Thursday 8 November 2012

Iron Heart

weak visual pun, artist Brian Murray

The pleasure of Rona Munro's Iron is not in the tight psychology of her quartet of characters, nor in the detail of prison life that she so precisely relates. It is in the central battle between mother and daughter, made more desperate and explicit by the extreme circumstances of their meeting (mum's a lifer, daughter's a success) and the ambiguity of both women's motivations.

Munro refuses the happy ending - prisoner Fay may have given her daughter a precious gift of freedom, and retains the one choice left to her - but draws a convincing portrait of a family conflict in extremis. Fay  is manipulative, cunning - Blythe Duff brings out her apparently psychopathic self interest in sly facial expressions - while daughter Josie is naive. Two prison guards watch and try to intervene, only for Fay to rescue her daughter from the trap she has carefully plotted.

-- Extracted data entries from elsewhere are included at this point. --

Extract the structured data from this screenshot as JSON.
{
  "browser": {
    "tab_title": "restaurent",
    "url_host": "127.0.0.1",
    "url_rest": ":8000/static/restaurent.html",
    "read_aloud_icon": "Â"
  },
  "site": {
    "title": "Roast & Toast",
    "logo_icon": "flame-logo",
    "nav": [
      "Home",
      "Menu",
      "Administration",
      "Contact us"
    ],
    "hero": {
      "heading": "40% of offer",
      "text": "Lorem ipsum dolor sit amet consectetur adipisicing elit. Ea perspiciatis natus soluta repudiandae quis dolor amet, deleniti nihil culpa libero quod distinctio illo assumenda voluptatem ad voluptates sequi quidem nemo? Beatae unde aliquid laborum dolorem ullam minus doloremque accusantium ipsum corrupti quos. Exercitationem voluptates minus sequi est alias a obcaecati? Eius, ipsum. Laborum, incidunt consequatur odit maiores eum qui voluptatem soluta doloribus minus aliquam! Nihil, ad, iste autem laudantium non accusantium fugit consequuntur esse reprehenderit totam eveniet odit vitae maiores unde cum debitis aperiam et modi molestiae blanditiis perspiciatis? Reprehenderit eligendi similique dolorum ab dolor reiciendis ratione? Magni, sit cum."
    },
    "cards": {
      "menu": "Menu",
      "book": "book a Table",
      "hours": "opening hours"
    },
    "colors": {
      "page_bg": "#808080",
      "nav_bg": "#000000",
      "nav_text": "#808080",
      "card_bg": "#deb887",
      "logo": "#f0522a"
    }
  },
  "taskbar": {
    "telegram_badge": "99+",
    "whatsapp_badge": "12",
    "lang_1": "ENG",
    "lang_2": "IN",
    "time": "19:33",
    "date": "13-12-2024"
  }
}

It's the switches of mood that give Iron its force - at the interval, it is not clear whether Fay is an institutionalised victim or a master manipulator - and Munro toys with Josie's innocence. As Josie is drawn into her mother's plot - ultimately an attempt to provide at least something of the care she has been unable to give - her success is destroyed, she is morally compromised. The nurturing dynamic is replaced by a vicious, darker self-interest.

Munro's vision of parental care is bleak - the mother's her anger, impulsiveness and alienation corrupt her ambitions for her child, but ultimately redemptive. Fay's recognition of her bad influence may be sudden - coming somewhere in the final meeting - but it brilliantly undermines her confession of murder. Fay, having refused to discuss the circumstances that led to her conviction, reveals all: she accepts her guilt, rejects the chance to escape imprisonment and pushes away her daughter. And yet, by painting herself as the villain, she does right by her family.

Firebrand's production is taut, all four performers compelling and Munro's script given a sparse, exact reading. It's a chilling two hours: intelligent, emotive and challenging.